Thursday, March 5, 2009

Refueled!

I have to be honest, the last 6 months of language learning has taken a lot out of me. Recently, I have lost a desire to really apply myself, above and beyond with my studying. "So what if I don't pronounce it exactly the way it's suppose to be." I love school but this is a whole different thing. I also have been missing work; putting my costly degree into action. (Although I know that language learning is my job at this time.) The Lord and I have had discussions about this. Thankfully He is so good at providing that needed fuel just when we need it most!

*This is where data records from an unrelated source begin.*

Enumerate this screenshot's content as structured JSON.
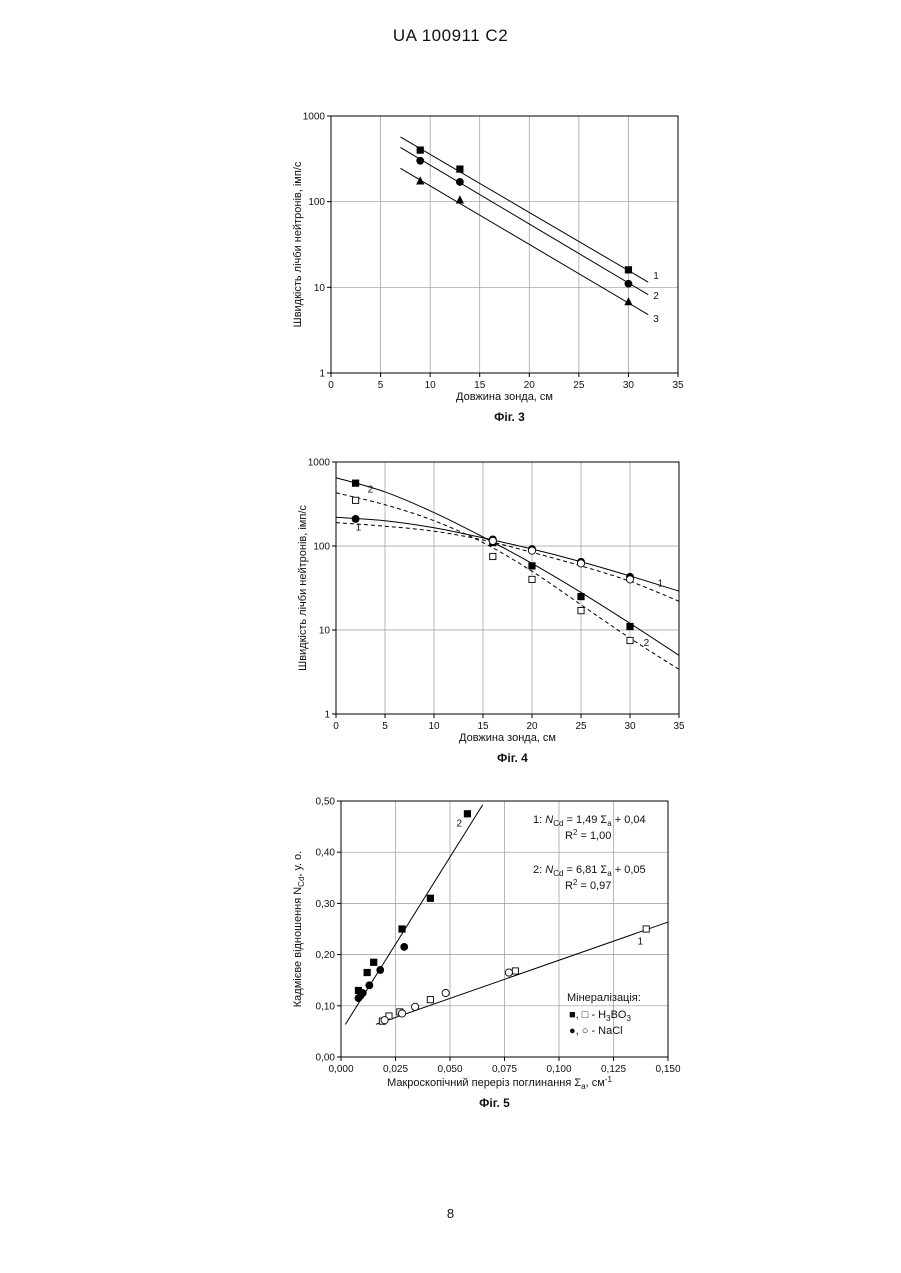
{
  "page": {
    "header": "UA   100911   C2",
    "number": "8"
  },
  "chart_data": [
    {
      "type": "scatter",
      "caption": "Фіг. 3",
      "xlabel": "Довжина зонда, см",
      "ylabel": "Швидкість лічби нейтронів, імп/с",
      "xlim": [
        0,
        35
      ],
      "ylim": [
        1,
        1000
      ],
      "yscale": "log",
      "xticks": [
        0,
        5,
        10,
        15,
        20,
        25,
        30,
        35
      ],
      "yticks": [
        1,
        10,
        100,
        1000
      ],
      "grid": true,
      "series": [
        {
          "name": "1",
          "marker": "square",
          "points": [
            [
              9,
              400
            ],
            [
              13,
              240
            ],
            [
              30,
              16
            ]
          ],
          "line": {
            "style": "solid",
            "x": [
              7,
              32
            ],
            "y": [
              570,
              11.5
            ]
          }
        },
        {
          "name": "2",
          "marker": "circle",
          "points": [
            [
              9,
              300
            ],
            [
              13,
              170
            ],
            [
              30,
              11
            ]
          ],
          "line": {
            "style": "solid",
            "x": [
              7,
              32
            ],
            "y": [
              430,
              8.2
            ]
          }
        },
        {
          "name": "3",
          "marker": "triangle",
          "points": [
            [
              9,
              175
            ],
            [
              13,
              105
            ],
            [
              30,
              6.8
            ]
          ],
          "line": {
            "style": "solid",
            "x": [
              7,
              32
            ],
            "y": [
              245,
              4.8
            ]
          }
        }
      ]
    },
    {
      "type": "scatter",
      "caption": "Фіг. 4",
      "xlabel": "Довжина зонда, см",
      "ylabel": "Швидкість лічби нейтронів, імп/с",
      "xlim": [
        0,
        35
      ],
      "ylim": [
        1,
        1000
      ],
      "yscale": "log",
      "xticks": [
        0,
        5,
        10,
        15,
        20,
        25,
        30,
        35
      ],
      "yticks": [
        1,
        10,
        100,
        1000
      ],
      "grid": true,
      "series": [
        {
          "name": "2",
          "marker": "square",
          "points": [
            [
              2,
              560
            ],
            [
              16,
              110
            ],
            [
              20,
              58
            ],
            [
              25,
              25
            ],
            [
              30,
              11
            ]
          ],
          "line": {
            "style": "solid",
            "x": [
              0,
              5,
              10,
              15,
              20,
              25,
              30,
              35
            ],
            "y": [
              650,
              440,
              250,
              128,
              62,
              28,
              12,
              5
            ]
          }
        },
        {
          "name": "2",
          "marker": "square-open",
          "points": [
            [
              2,
              350
            ],
            [
              16,
              75
            ],
            [
              20,
              40
            ],
            [
              25,
              17
            ],
            [
              30,
              7.5
            ]
          ],
          "line": {
            "style": "dashed",
            "x": [
              0,
              5,
              10,
              15,
              20,
              25,
              30,
              35
            ],
            "y": [
              430,
              310,
              200,
              110,
              50,
              20,
              8,
              3.4
            ]
          }
        },
        {
          "name": "1",
          "marker": "circle",
          "points": [
            [
              2,
              210
            ],
            [
              16,
              120
            ],
            [
              20,
              92
            ],
            [
              25,
              65
            ],
            [
              30,
              43
            ]
          ],
          "line": {
            "style": "solid",
            "x": [
              0,
              5,
              10,
              15,
              20,
              25,
              30,
              35
            ],
            "y": [
              220,
              200,
              165,
              125,
              92,
              65,
              44,
              29
            ]
          }
        },
        {
          "name": "1",
          "marker": "circle-open",
          "points": [
            [
              16,
              115
            ],
            [
              20,
              88
            ],
            [
              25,
              62
            ],
            [
              30,
              40
            ]
          ],
          "line": {
            "style": "dashed",
            "x": [
              0,
              5,
              10,
              15,
              20,
              25,
              30,
              35
            ],
            "y": [
              190,
              172,
              150,
              118,
              84,
              58,
              38,
              22
            ]
          }
        }
      ]
    },
    {
      "type": "scatter",
      "caption": "Фіг. 5",
      "xlabel_main": "Макроскопічний переріз поглинання Σ",
      "xlabel_sub": "a",
      "xlabel_unit": ", см",
      "xlabel_sup": "-1",
      "ylabel_main": "Кадмієве відношення N",
      "ylabel_sub": "Cd",
      "ylabel_unit": ", у. о.",
      "xlim": [
        0,
        0.15
      ],
      "ylim": [
        0,
        0.5
      ],
      "xticks": [
        0,
        0.025,
        0.05,
        0.075,
        0.1,
        0.125,
        0.15
      ],
      "xtick_labels": [
        "0,000",
        "0,025",
        "0,050",
        "0,075",
        "0,100",
        "0,125",
        "0,150"
      ],
      "yticks": [
        0,
        0.1,
        0.2,
        0.3,
        0.4,
        0.5
      ],
      "ytick_labels": [
        "0,00",
        "0,10",
        "0,20",
        "0,30",
        "0,40",
        "0,50"
      ],
      "grid": true,
      "equations": [
        {
          "prefix": "1: ",
          "n": "N",
          "nsub": "Cd",
          "mid": " = 1,49 Σ",
          "sigsub": "a",
          "tail": " + 0,04",
          "r2_main": "R",
          "r2_sup": "2",
          "r2_value": " = 1,00"
        },
        {
          "prefix": "2: ",
          "n": "N",
          "nsub": "Cd",
          "mid": " = 6,81 Σ",
          "sigsub": "a",
          "tail": " + 0,05",
          "r2_main": "R",
          "r2_sup": "2",
          "r2_value": " = 0,97"
        }
      ],
      "legend": {
        "title": "Мінералізація:",
        "entries": [
          {
            "text_main": "■, □ - H",
            "sub1": "3",
            "mid": "BO",
            "sub2": "3"
          },
          {
            "text_main": "●, ○ - NaCl"
          }
        ]
      },
      "line_labels": [
        {
          "label": "2",
          "x": 0.053,
          "y": 0.45
        },
        {
          "label": "1",
          "x": 0.136,
          "y": 0.22
        }
      ],
      "series": [
        {
          "name": "H3BO3 (2)",
          "marker": "square",
          "points": [
            [
              0.008,
              0.13
            ],
            [
              0.012,
              0.165
            ],
            [
              0.015,
              0.185
            ],
            [
              0.028,
              0.25
            ],
            [
              0.041,
              0.31
            ],
            [
              0.058,
              0.475
            ]
          ]
        },
        {
          "name": "NaCl (2)",
          "marker": "circle",
          "points": [
            [
              0.008,
              0.115
            ],
            [
              0.009,
              0.12
            ],
            [
              0.01,
              0.125
            ],
            [
              0.013,
              0.14
            ],
            [
              0.018,
              0.17
            ],
            [
              0.029,
              0.215
            ]
          ]
        },
        {
          "name": "H3BO3 (1)",
          "marker": "square-open",
          "points": [
            [
              0.019,
              0.07
            ],
            [
              0.022,
              0.08
            ],
            [
              0.027,
              0.088
            ],
            [
              0.041,
              0.112
            ],
            [
              0.08,
              0.168
            ],
            [
              0.14,
              0.25
            ]
          ]
        },
        {
          "name": "NaCl (1)",
          "marker": "circle-open",
          "points": [
            [
              0.02,
              0.072
            ],
            [
              0.028,
              0.085
            ],
            [
              0.034,
              0.098
            ],
            [
              0.048,
              0.125
            ],
            [
              0.077,
              0.165
            ]
          ]
        }
      ],
      "lines": [
        {
          "name": "2",
          "slope": 6.81,
          "intercept": 0.05,
          "x": [
            0.002,
            0.065
          ]
        },
        {
          "name": "1",
          "slope": 1.49,
          "intercept": 0.04,
          "x": [
            0.016,
            0.15
          ]
        }
      ]
    }
  ]
}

Today I got to meet with the director of Renacer (the drug and alcohol rehab center for teen girls.) I felt a new excitement growing as I learned more in-depth of what they offer and what could possibly be my responsibilities. As he talked and I asked question upon question, I felt that leap in me saying "This is so me. This is where I belong." It was nice to once again hear that I'm not here for only learning Spanish, but hear about the reason why I am daily giving myself headaches over this Spanish stuff.

Through this the Lord is also refueling my vision for why I am here and what I am doing here. Honestly, at times I do ask myself the question "What in the world am I doing here? Can't I do this in the States, in my comfort zone, with my friends?" Which the answer is yes, but I do sincerely believe that this is where God has me for this time period.

I hope to spend some time up at Renacer during Semana Santa (Holy Week - which is for Easter) and also during the two week break I have between trimesters. I will also be meeting with several other programs in CFCI to see exactly where God wants me. Also I hope to spend time with these programs during those weeks off as well.

Will you pray with me for:

  • Wisdom and discernment from God about where I am to serve after I finish school.
  • A renewed vision serving here in Costa Rica.
  • A strong desire to learn Spanish and use it effectively.
  • Wisdom to where I serve until I'm out of school. If I continue at the Women's Restoration House or at another ministry.
  • And a desire to daily seek out and listen to my Lord and Savior.